Nyatanya, selama dua belas tahun Adjani menjalani siksaan tanpa henti dan tak jarang membuatnya mencucurkan air mata. Tidak ada lagi mata biru miliknya. Sebelah mata Adjani telah hancur, begitupun wajah, punggung, tangan dan kakinya. Ia bahkan menganggap cerita Shield tentang kekuatan tanpa batas yang tersembunyi dalam dirinya hanyalah pepesan kosong, begitupun dengan kalimat-kalimat tambahan seperti para pemburu Berlian, bagaimana mahal harga mereka di pasar budak.
Adjani merasa semua itu hanyalah hal lucu. Jika kamu menguasai suatu kemampuan, bukankah bisa dimanfaatkan untuk menyelamatkan diri.

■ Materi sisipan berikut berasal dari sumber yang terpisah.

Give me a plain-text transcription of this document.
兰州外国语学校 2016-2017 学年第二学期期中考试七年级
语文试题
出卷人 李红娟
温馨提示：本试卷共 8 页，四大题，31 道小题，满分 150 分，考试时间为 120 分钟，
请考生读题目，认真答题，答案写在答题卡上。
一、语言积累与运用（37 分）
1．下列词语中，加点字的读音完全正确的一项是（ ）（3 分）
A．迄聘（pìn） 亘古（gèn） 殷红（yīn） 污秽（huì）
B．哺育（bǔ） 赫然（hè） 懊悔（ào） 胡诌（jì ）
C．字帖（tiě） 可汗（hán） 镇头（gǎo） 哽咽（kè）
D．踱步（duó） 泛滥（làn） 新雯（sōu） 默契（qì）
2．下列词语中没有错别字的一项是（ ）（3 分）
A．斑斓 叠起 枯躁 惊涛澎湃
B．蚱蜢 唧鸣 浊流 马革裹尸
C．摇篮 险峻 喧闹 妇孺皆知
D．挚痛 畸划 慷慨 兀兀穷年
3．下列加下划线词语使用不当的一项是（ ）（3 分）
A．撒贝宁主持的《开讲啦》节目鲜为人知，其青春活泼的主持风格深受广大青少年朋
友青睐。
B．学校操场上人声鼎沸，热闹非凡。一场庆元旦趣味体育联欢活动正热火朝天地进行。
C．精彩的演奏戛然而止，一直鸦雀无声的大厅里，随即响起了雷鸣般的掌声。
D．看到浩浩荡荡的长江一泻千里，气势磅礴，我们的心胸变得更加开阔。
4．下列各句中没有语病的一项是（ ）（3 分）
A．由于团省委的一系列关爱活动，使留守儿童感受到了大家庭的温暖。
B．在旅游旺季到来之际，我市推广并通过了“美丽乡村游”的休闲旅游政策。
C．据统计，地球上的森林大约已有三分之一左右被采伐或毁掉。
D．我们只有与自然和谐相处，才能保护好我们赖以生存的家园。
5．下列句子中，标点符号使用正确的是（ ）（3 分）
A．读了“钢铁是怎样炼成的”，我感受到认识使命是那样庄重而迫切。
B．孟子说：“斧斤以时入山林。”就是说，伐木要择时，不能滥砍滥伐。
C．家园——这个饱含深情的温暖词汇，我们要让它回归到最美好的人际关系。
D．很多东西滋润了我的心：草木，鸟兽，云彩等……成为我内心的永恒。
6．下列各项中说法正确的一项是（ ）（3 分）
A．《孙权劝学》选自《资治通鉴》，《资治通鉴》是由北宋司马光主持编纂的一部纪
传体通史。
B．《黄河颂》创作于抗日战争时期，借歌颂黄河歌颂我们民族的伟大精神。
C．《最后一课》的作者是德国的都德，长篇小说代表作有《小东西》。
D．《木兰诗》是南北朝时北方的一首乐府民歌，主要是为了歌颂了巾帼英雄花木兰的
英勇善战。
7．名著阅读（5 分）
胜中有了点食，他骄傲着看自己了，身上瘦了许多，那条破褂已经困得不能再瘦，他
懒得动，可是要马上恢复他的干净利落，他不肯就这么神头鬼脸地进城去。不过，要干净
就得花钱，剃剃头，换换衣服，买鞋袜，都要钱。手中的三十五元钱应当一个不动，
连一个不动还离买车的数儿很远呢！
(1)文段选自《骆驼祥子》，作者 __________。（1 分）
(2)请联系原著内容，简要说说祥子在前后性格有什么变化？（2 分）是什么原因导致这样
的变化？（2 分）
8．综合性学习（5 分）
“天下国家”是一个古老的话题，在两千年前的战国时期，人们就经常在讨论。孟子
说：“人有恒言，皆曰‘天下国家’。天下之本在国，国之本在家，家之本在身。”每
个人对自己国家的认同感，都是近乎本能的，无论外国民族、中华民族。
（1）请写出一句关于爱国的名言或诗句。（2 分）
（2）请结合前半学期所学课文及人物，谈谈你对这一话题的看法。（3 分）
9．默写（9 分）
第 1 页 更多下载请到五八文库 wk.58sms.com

Dia tidak pernah mempercayai semua itu.
Hanya kadang, dia sedikit ngeri apabila harus membayangkan akan diculik. Berada dalam sirkus saja rasanya sangat mengerikan, apalagi berada dalam cengkraman para penjahat.
Untunglah mereka bertemu Dean dan rombongan. Mereka begitu baik, memperlakukan Adjani seperti manusia normal meskipun tahu ia tidak sempurna.
Barangkali minus Dean dan Adjani herannya menerima saja sikap pria tampan itu. Masa lalunya cukup buruk. Melihat Adjani bisa saja mengingatkan Dean pada penjahat atau nenek sihir, siapa tahu dia pernah melihat adiknya diculik oleh orang-orang semacam itu dan dia tidak meyalahkannya.
Mana bisa menyalahkan seseorang yang wajahnya terlalu tampan seperti Dean. Buktinya, meski pria itu berkali-kali mengerenyit dan meludah ke tanah, Adjani masih saja tersipu dan salah tingkah. Ia bahkan tidak malu memamerkan satu mata birunya yang masih utuh lalu menutupi bagian yang lain. Dia juga sudah mandi, meski rambutnya tidak sehalus dan selembut milik Lala atau Melody. Paling tidak, bagian hitam di jari tangan dan kakinya mulai memudar.
Darah dan koreng juga berkurang banyak.
Yah, keadaan Adjani tidak seburuk tadi malam. Seharusnya Dean tidak perlu seperti itu kepadanya.
Toh, tidak peduli dia suka atau tidak, Adjani telah memutuskan untuk menyukai Dean.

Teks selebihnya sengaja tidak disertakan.